2005-11-07 12:25:13

Frankreich: Brennende Vorstädte, enttäuschte und gewaltbereite Jugendliche


Trotz der Ankündigung der französischen Regierung, mit aller Härte gegen die Randalierer vorzugehen, sind die Krawalle in der zehnten Nacht noch stärker geworden. Im ganzen Land gingen laut Polizeiangaben 1295 Fahrzeuge in Flammen auf. Mehr als 300 Unruhestifter - meist Jugendliche bzw. Heranwachsende - wurden festgenommen. Stefan Sellinger, Pfarrer für die deutschsprachige Gemeinde in Paris erzählte im Gespräch mit Radio Vatikan,


"dass offensichtlich gewaltbereite Gruppen, die Situation gerade ausnützen, um ihre Agressionen loszuwerden oder um Ärger zu machen. Es werden bereits die Feuerwehrleute angegriffen, die zum Löschen ausgerückt sind. Oft kommen kleine Gruppen kurz her, zünden was an und verschwinden wieder. "

Nicht nur Autos, auch ein Kindergarten wurde angezündet, eine Grundschule, eine Filiale einer Fastfoodkette. Erstmals war heute Nacht auch das Zentrum von Paris betroffen. Bis jetzt brannte es nur in den Vorstädten, dem sogenannten Banlieue. Städte, die auch sozial Brennpunkte sind - in einem Ausmaß, das für Deutschland unverstellbar ist: Hochhausviertel vom Reisbrett, Menschen aus allen Kontinenten und bis zu 175 verschiedenen Nationen, eine Arbeitslosenrate von 40 Prozent.

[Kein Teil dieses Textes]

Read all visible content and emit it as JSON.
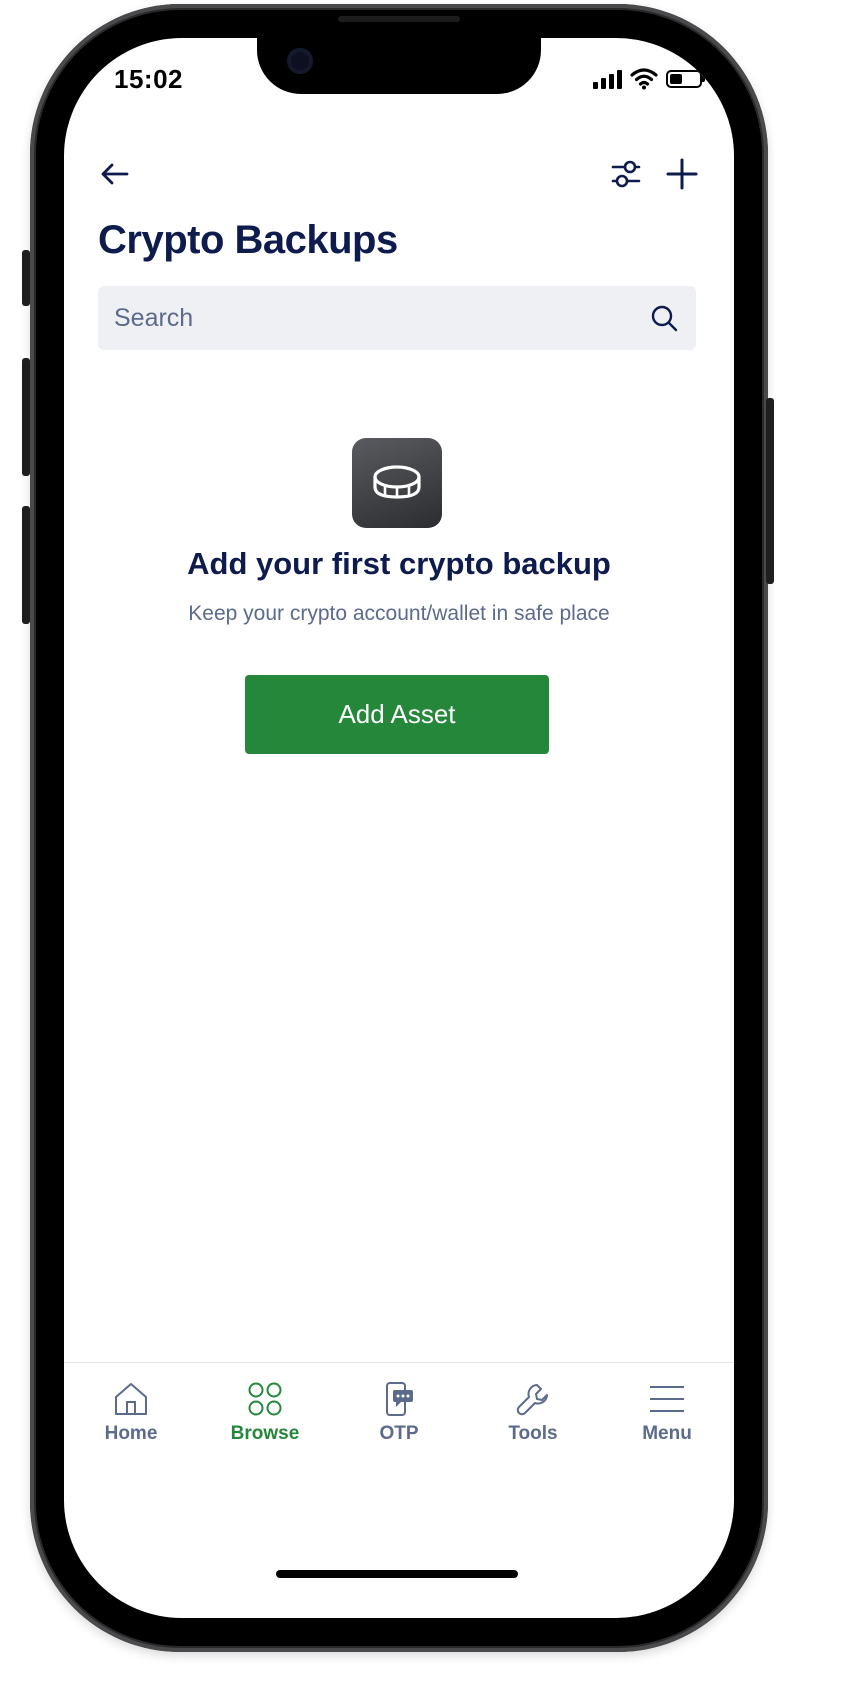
{
  "status_bar": {
    "time": "15:02"
  },
  "header": {
    "back_icon": "arrow-left-icon",
    "filter_icon": "sliders-icon",
    "add_icon": "plus-icon",
    "title": "Crypto Backups"
  },
  "search": {
    "placeholder": "Search",
    "value": "",
    "icon": "search-icon"
  },
  "empty_state": {
    "icon": "coin-icon",
    "title": "Add your first crypto backup",
    "subtitle": "Keep your crypto account/wallet in safe place",
    "button_label": "Add Asset"
  },
  "tabbar": {
    "items": [
      {
        "label": "Home",
        "icon": "home-icon",
        "active": false
      },
      {
        "label": "Browse",
        "icon": "grid-circles-icon",
        "active": true
      },
      {
        "label": "OTP",
        "icon": "phone-message-icon",
        "active": false
      },
      {
        "label": "Tools",
        "icon": "wrench-icon",
        "active": false
      },
      {
        "label": "Menu",
        "icon": "hamburger-icon",
        "active": false
      }
    ]
  },
  "colors": {
    "primary_navy": "#0e1b4d",
    "accent_green": "#258739",
    "muted_text": "#5c6a8c",
    "search_bg": "#eff0f4"
  }
}
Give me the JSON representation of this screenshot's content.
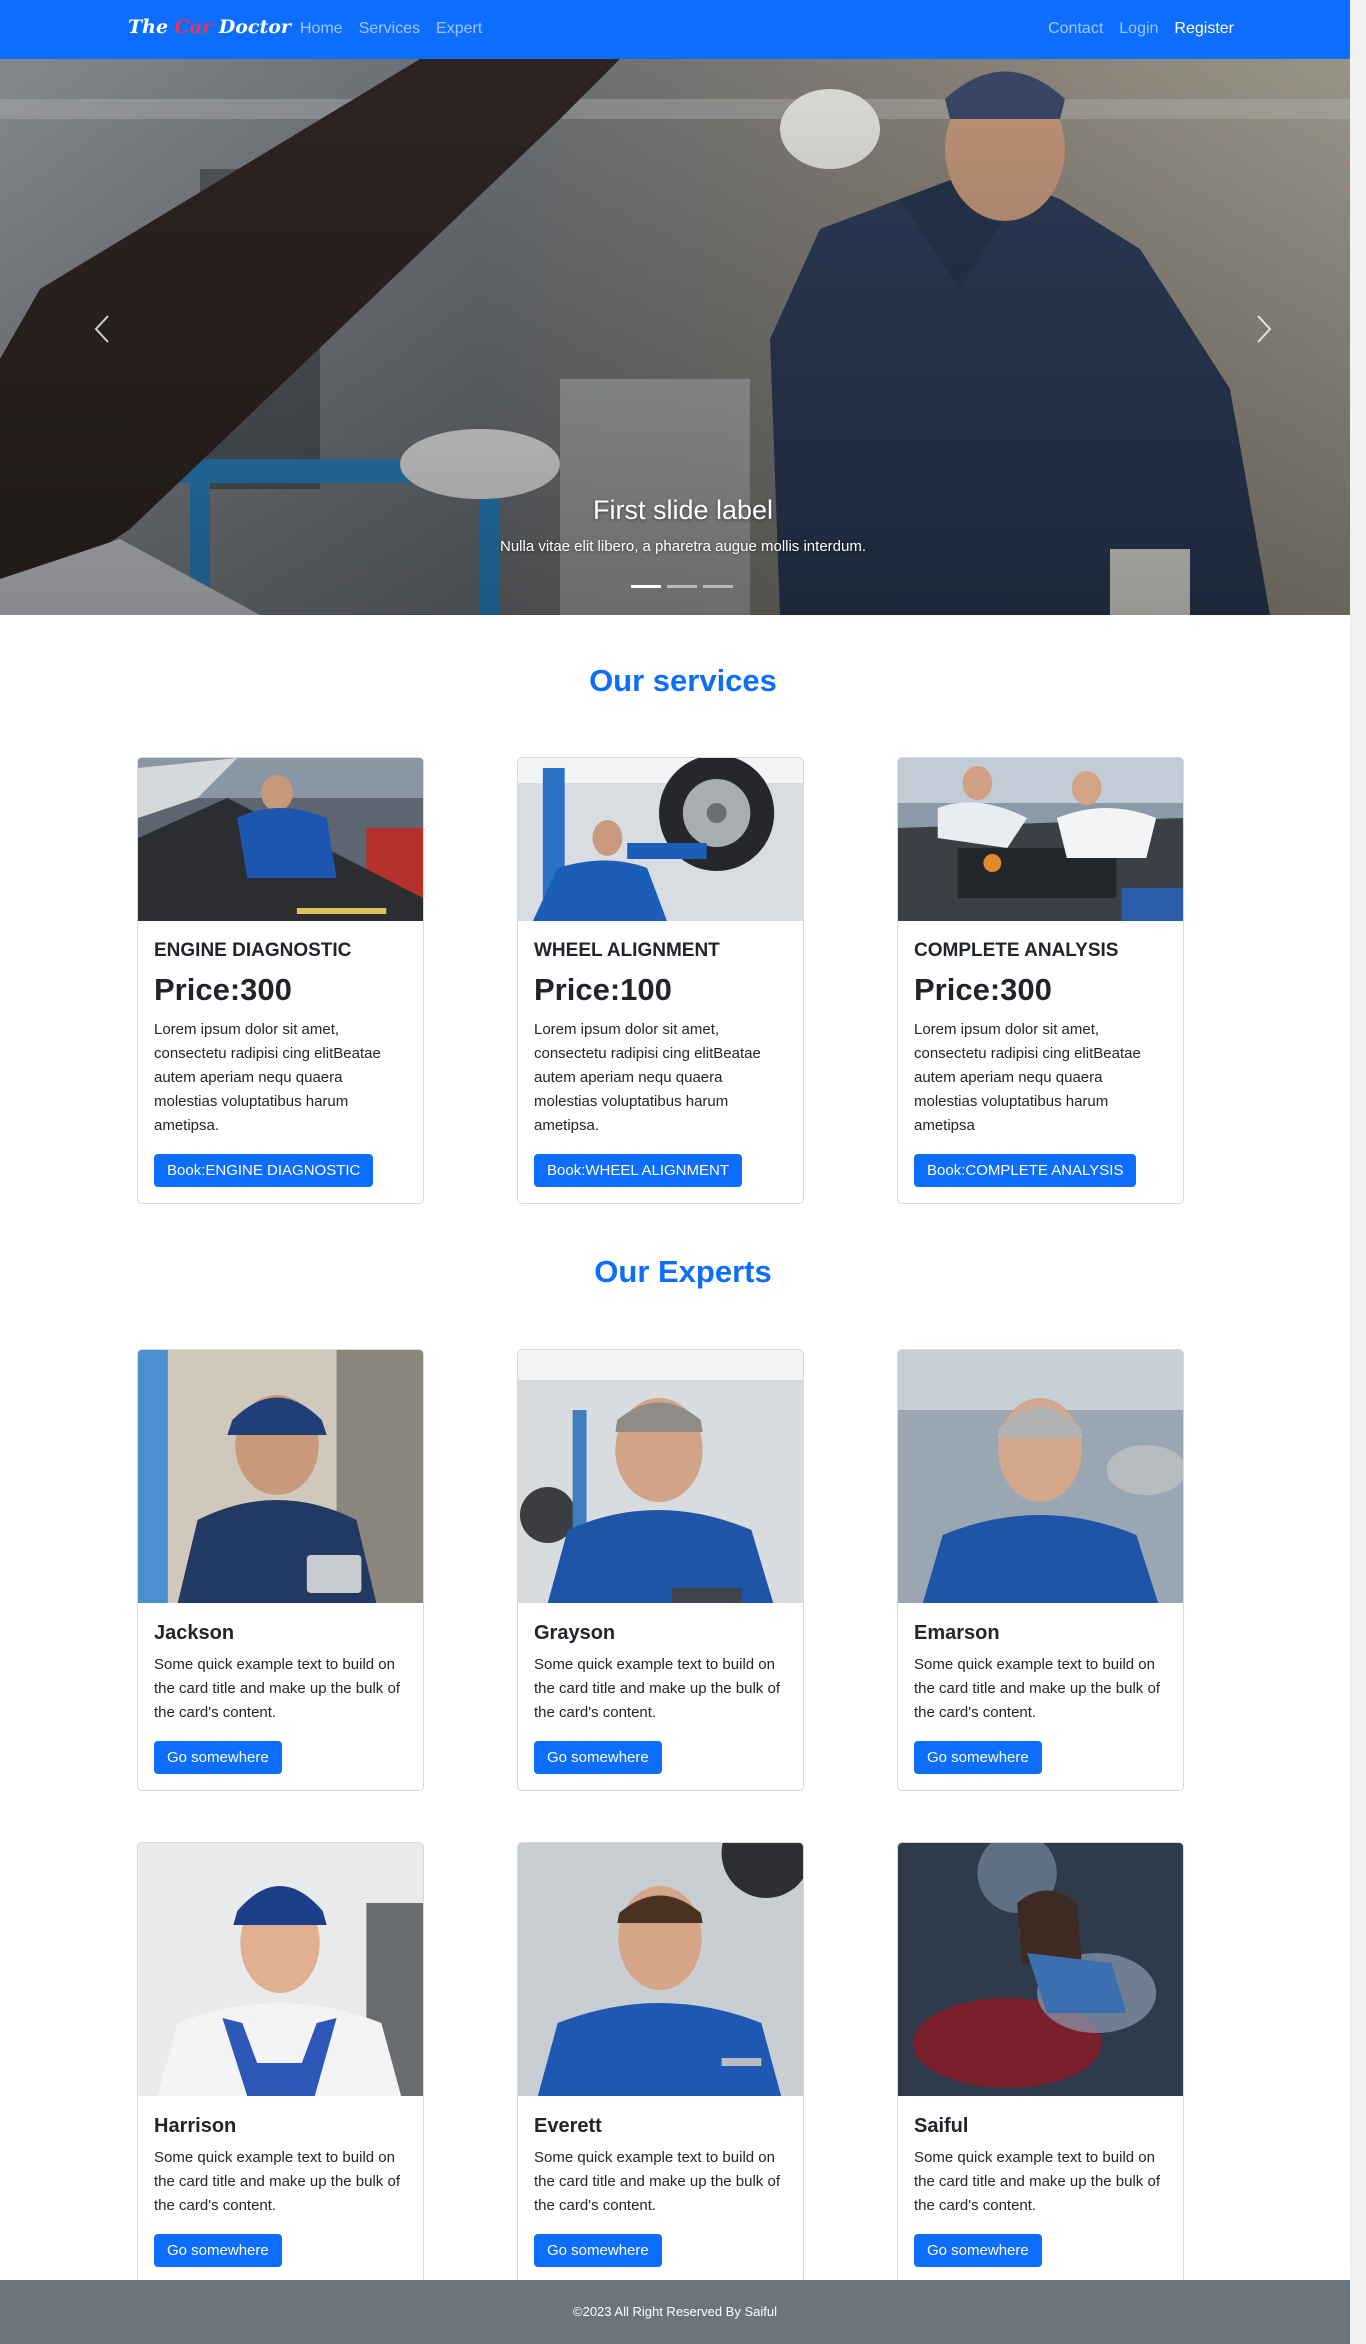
{
  "nav": {
    "brand_left": "The",
    "brand_mid": "Car",
    "brand_right": "Doctor",
    "left_links": [
      "Home",
      "Services",
      "Expert"
    ],
    "right_links": [
      "Contact",
      "Login",
      "Register"
    ]
  },
  "carousel": {
    "title": "First slide label",
    "text": "Nulla vitae elit libero, a pharetra augue mollis interdum.",
    "slide_count": 3,
    "active_slide": 1
  },
  "services": {
    "heading": "Our services",
    "items": [
      {
        "title": "ENGINE DIAGNOSTIC",
        "price": "Price:300",
        "text": "Lorem ipsum dolor sit amet, consectetu radipisi cing elitBeatae autem aperiam nequ quaera molestias voluptatibus harum ametipsa.",
        "button": "Book:ENGINE DIAGNOSTIC"
      },
      {
        "title": "WHEEL ALIGNMENT",
        "price": "Price:100",
        "text": "Lorem ipsum dolor sit amet, consectetu radipisi cing elitBeatae autem aperiam nequ quaera molestias voluptatibus harum ametipsa.",
        "button": "Book:WHEEL ALIGNMENT"
      },
      {
        "title": "COMPLETE ANALYSIS",
        "price": "Price:300",
        "text": "Lorem ipsum dolor sit amet, consectetu radipisi cing elitBeatae autem aperiam nequ quaera molestias voluptatibus harum ametipsa",
        "button": "Book:COMPLETE ANALYSIS"
      }
    ]
  },
  "experts": {
    "heading": "Our Experts",
    "items": [
      {
        "name": "Jackson",
        "text": "Some quick example text to build on the card title and make up the bulk of the card's content.",
        "button": "Go somewhere"
      },
      {
        "name": "Grayson",
        "text": "Some quick example text to build on the card title and make up the bulk of the card's content.",
        "button": "Go somewhere"
      },
      {
        "name": "Emarson",
        "text": "Some quick example text to build on the card title and make up the bulk of the card's content.",
        "button": "Go somewhere"
      },
      {
        "name": "Harrison",
        "text": "Some quick example text to build on the card title and make up the bulk of the card's content.",
        "button": "Go somewhere"
      },
      {
        "name": "Everett",
        "text": "Some quick example text to build on the card title and make up the bulk of the card's content.",
        "button": "Go somewhere"
      },
      {
        "name": "Saiful",
        "text": "Some quick example text to build on the card title and make up the bulk of the card's content.",
        "button": "Go somewhere"
      }
    ]
  },
  "footer": {
    "text": "©2023 All Right Reserved By Saiful"
  },
  "colors": {
    "primary": "#0d6efd",
    "footer_bg": "#6c757d",
    "brand_accent": "#e8335a"
  },
  "icons": [
    "chevron-left-icon",
    "chevron-right-icon"
  ]
}
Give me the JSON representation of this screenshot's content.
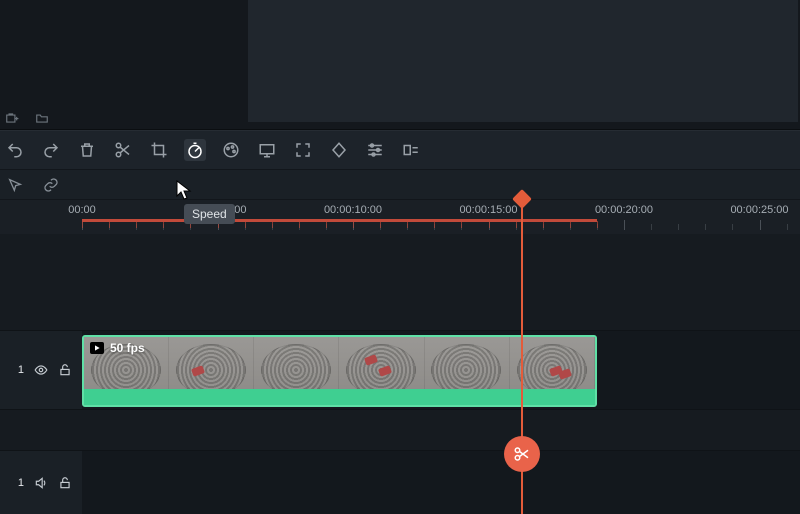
{
  "toolbar": {
    "tooltip": "Speed"
  },
  "ruler": {
    "times": [
      "00:00",
      "00:00:05:00",
      "00:00:10:00",
      "00:00:15:00",
      "00:00:20:00",
      "00:00:25:00"
    ],
    "pxStart": 82,
    "pxPerSecond": 27.1,
    "rangeEndSeconds": 19,
    "playheadSeconds": 16.2
  },
  "clip": {
    "fpsLabel": "50 fps",
    "startSeconds": 0,
    "durationSeconds": 19
  },
  "videoTrack": {
    "index": "1"
  },
  "audioTrack": {
    "index": "1"
  }
}
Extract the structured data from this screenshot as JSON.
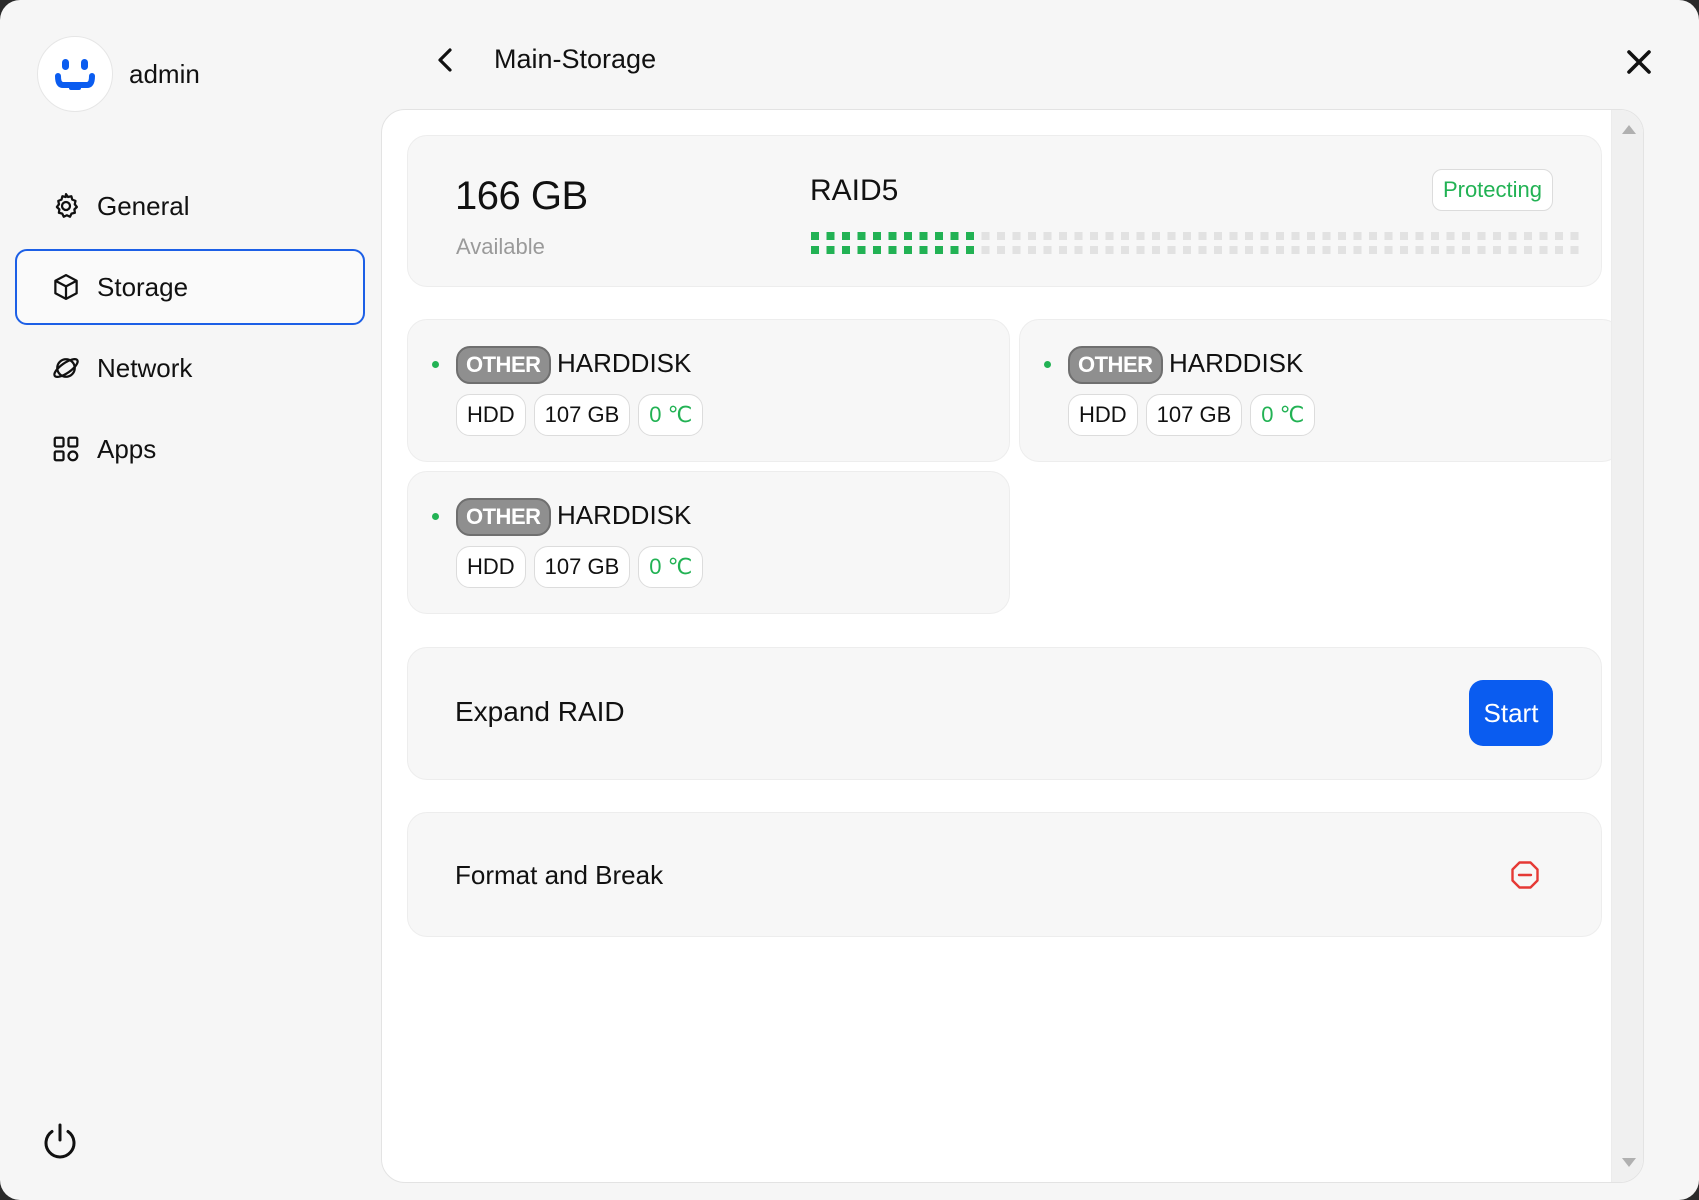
{
  "sidebar": {
    "username": "admin",
    "items": [
      {
        "label": "General",
        "icon": "gear-icon",
        "active": false
      },
      {
        "label": "Storage",
        "icon": "cube-icon",
        "active": true
      },
      {
        "label": "Network",
        "icon": "globe-icon",
        "active": false
      },
      {
        "label": "Apps",
        "icon": "apps-grid-icon",
        "active": false
      }
    ]
  },
  "header": {
    "title": "Main-Storage"
  },
  "summary": {
    "capacity": "166 GB",
    "capacity_label": "Available",
    "raid_type": "RAID5",
    "status": "Protecting",
    "used_fraction": 0.22
  },
  "disks": [
    {
      "type_tag": "OTHER",
      "name": "HARDDISK",
      "media": "HDD",
      "size": "107 GB",
      "temp": "0 ℃"
    },
    {
      "type_tag": "OTHER",
      "name": "HARDDISK",
      "media": "HDD",
      "size": "107 GB",
      "temp": "0 ℃"
    },
    {
      "type_tag": "OTHER",
      "name": "HARDDISK",
      "media": "HDD",
      "size": "107 GB",
      "temp": "0 ℃"
    }
  ],
  "expand": {
    "label": "Expand RAID",
    "button": "Start"
  },
  "format": {
    "label": "Format and Break"
  },
  "colors": {
    "accent": "#0a5cf0",
    "active_border": "#1c5fe6",
    "success": "#22b254",
    "danger": "#e53935",
    "segment_off": "#e2e2e2"
  }
}
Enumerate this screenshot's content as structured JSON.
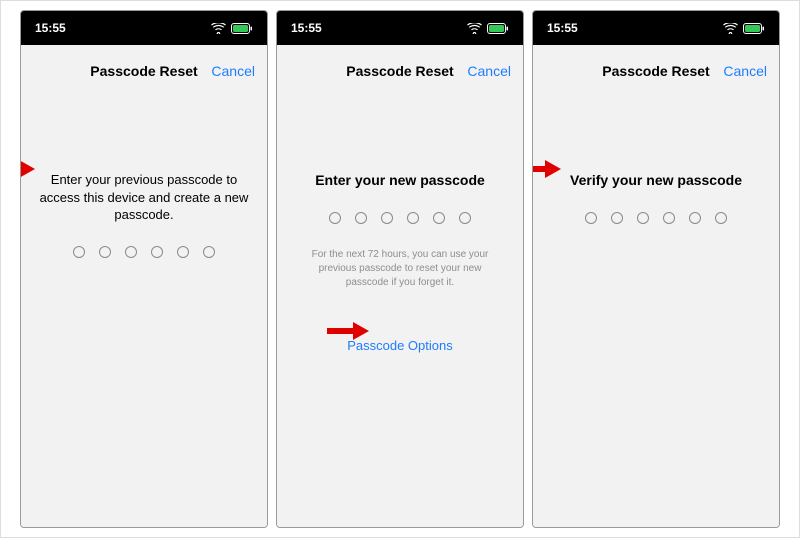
{
  "status": {
    "time": "15:55"
  },
  "screens": {
    "s1": {
      "nav_title": "Passcode Reset",
      "cancel": "Cancel",
      "prompt": "Enter your previous passcode to access this device and create a new passcode."
    },
    "s2": {
      "nav_title": "Passcode Reset",
      "cancel": "Cancel",
      "prompt": "Enter your new passcode",
      "subtext": "For the next 72 hours, you can use your previous passcode to reset your new passcode if you forget it.",
      "options": "Passcode Options"
    },
    "s3": {
      "nav_title": "Passcode Reset",
      "cancel": "Cancel",
      "prompt": "Verify your new passcode"
    }
  }
}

"Viele, die dort wohnen, sagen gar nicht, dass sie dort wohnen. Dort leben auch sehr viele, die immigriert sind, oft illegal eingewandert sind. Jeder vierte Jugendliche ist arbeitslos. Ich weiß, dass 'echo catholique', das ist vergleichbar mit unserer deutschen Caritas, dass die sich gemeldet haben, enorm Vorschläge machen und sagen, dass es an der Zeit ist, dass hier endlich mit sozialen Maßnahmen eingegriffen wird."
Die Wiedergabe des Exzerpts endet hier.